Every healthcare provider (and now vendor too) is required to address and comply with the final HIPAA ruling. The age of mobility – where clinicians are increasingly turning to smart devices to communicate with one another – is only adding to the challenge. However, when hospitals and health systems look to the market for solutions that will help them address this issue, they’re often met with an even greater hurdle: deciding whether to prioritize patient privacy over patient safety. Let’s take a look at both approaches:
- Prioritizing patient privacy – Many vendors are pushing the secure texting agenda using scare tactics, and it’s no surprise that some hospitals and health systems are falling into the trap. But think about it this way: if a physician who is on vacation is sent a secure message which requires urgent attention, how useful is the security aspect if the patient cannot get the care they need immediately? Minutes, if not hours, could pass before someone realizes that the message was sent to the wrong person, determines who the right physician is and finds the information they need to take action. This delay can have a negative impact on patient safety.
- Prioritizing patient safety – On the other hand, some providers aren’t taking HIPPA seriously enough, but are operating “business as usual.” This approach has its own risks, as failing to secure your clinical communications can mean breaches in patient privacy, followed by hefty fines from CMS. The cost of critical patient information being compromised is too high to ignore, but doing so at the cost of patient safety can be an even bigger risk.
The challenge for any organization is to find the balance between privacy and safety.
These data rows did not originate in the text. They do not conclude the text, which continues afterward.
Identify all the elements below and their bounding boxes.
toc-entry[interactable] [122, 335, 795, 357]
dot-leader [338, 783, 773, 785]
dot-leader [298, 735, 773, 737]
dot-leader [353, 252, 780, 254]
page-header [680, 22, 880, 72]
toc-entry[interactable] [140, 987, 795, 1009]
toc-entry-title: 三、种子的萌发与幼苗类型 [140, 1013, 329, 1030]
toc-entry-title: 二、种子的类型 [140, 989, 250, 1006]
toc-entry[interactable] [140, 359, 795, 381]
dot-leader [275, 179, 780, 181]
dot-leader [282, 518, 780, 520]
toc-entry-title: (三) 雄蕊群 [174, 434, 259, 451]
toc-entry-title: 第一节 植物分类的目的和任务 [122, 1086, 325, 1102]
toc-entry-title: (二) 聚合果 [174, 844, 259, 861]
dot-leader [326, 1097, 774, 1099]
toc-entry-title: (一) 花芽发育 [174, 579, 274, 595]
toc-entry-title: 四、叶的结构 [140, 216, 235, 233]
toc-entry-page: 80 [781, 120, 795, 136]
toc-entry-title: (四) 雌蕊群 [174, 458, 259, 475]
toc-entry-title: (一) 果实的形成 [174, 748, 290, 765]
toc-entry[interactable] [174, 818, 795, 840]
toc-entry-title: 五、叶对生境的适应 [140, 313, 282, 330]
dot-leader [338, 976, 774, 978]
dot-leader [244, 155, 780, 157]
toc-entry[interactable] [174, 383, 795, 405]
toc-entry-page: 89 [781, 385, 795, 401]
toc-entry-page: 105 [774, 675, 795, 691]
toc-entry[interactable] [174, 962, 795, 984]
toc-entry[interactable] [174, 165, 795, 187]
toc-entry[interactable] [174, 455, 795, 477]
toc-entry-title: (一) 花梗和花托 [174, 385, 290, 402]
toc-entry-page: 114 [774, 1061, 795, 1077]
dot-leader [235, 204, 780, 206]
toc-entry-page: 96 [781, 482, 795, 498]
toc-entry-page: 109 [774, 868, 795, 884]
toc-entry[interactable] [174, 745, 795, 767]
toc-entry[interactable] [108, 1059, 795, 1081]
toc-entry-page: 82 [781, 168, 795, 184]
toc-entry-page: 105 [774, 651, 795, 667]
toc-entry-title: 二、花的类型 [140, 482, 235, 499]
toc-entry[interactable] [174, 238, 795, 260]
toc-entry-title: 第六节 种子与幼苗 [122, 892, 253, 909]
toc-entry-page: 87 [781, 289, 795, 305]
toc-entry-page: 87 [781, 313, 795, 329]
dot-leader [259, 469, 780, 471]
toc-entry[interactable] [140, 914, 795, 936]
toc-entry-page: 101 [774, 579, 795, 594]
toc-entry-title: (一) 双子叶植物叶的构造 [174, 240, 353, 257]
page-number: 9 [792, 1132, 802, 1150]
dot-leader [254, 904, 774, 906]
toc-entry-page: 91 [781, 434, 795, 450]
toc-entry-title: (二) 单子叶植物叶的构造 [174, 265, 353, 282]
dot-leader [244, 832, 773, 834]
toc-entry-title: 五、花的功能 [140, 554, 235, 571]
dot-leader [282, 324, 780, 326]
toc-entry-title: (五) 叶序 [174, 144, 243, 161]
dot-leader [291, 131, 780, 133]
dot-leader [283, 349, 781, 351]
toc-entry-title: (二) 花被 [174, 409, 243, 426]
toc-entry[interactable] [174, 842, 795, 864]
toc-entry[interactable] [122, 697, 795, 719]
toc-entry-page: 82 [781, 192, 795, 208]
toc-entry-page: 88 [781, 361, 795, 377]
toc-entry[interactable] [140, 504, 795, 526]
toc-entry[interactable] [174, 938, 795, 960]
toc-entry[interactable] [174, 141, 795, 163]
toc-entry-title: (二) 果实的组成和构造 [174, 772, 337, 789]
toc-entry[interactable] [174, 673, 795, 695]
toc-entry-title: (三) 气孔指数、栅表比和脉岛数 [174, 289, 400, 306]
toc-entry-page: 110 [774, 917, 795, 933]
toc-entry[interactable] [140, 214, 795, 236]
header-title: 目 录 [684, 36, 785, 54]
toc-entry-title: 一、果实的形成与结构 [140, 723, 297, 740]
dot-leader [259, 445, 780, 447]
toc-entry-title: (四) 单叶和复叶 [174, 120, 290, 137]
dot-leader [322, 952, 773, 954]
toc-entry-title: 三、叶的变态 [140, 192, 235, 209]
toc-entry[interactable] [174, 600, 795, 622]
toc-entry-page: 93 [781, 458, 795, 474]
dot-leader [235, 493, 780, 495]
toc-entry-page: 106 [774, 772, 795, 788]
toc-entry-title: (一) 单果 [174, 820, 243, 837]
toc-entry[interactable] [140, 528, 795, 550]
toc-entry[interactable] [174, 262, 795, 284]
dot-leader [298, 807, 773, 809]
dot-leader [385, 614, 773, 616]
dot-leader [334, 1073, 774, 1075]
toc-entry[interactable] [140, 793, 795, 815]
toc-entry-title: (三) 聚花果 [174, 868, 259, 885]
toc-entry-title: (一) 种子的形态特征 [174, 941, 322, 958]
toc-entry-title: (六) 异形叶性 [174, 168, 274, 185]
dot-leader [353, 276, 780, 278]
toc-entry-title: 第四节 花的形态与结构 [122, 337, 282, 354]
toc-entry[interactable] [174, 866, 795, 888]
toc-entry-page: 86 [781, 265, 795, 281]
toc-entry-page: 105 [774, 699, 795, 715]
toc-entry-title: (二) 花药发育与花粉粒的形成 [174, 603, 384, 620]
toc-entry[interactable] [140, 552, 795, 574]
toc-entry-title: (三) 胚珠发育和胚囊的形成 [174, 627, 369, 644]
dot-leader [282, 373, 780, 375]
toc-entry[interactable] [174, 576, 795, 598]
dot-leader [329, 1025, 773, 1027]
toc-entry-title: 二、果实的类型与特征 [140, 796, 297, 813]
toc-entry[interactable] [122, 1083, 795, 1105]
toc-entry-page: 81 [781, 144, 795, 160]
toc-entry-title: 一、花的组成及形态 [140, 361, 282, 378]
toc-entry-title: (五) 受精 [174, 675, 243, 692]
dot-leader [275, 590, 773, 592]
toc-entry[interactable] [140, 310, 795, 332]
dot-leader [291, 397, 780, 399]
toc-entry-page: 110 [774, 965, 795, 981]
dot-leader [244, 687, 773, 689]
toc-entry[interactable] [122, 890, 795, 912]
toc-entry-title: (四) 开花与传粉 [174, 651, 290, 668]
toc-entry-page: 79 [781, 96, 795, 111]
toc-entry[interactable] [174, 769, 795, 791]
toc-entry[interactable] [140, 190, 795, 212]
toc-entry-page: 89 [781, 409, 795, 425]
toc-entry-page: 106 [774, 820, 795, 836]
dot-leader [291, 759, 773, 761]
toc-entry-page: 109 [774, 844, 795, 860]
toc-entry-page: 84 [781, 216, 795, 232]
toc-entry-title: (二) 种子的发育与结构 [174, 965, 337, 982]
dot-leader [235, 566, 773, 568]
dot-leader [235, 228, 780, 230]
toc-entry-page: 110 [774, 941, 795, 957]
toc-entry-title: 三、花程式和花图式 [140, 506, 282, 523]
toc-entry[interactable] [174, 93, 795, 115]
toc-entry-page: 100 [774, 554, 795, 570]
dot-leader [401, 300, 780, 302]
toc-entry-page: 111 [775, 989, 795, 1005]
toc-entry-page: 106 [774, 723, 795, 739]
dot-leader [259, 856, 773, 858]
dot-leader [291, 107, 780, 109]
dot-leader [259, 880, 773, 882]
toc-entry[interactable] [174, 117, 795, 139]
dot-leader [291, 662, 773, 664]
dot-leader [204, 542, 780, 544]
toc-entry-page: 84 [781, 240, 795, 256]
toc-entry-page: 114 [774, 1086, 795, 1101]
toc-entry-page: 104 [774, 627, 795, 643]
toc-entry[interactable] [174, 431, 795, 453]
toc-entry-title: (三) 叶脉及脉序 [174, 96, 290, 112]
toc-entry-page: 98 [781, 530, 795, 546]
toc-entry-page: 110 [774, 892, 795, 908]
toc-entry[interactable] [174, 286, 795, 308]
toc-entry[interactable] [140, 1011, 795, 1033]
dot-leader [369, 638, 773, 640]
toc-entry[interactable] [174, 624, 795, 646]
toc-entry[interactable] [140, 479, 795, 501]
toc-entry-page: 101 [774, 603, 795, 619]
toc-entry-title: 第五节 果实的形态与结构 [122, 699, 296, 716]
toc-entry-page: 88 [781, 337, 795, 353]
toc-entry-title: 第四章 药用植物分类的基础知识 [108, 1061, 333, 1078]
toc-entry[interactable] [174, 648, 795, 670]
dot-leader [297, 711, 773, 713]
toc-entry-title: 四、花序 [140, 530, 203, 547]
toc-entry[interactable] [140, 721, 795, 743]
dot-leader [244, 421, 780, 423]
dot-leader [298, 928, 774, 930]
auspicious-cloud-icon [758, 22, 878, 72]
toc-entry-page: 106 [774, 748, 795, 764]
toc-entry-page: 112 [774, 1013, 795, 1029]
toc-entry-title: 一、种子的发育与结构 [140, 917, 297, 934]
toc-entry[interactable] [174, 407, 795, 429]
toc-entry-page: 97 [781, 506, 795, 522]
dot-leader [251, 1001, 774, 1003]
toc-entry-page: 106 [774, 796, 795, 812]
Every organization has its unique set of risks and outlooks; there is no “one-size-fits-all” solution. How heavily you weigh one approach over the other should be determined based on your organization’s needs after completing a comprehensive risk assessment across all forms of communications. Only then can an organization develop an appropriate risk management strategy that addresses vulnerabilities and implements policies and procedures to prioritize one approach over another.
The bottom line is: we have to improve, not just secure, clinical communications processes to successfully balance patient privacy and patient safety.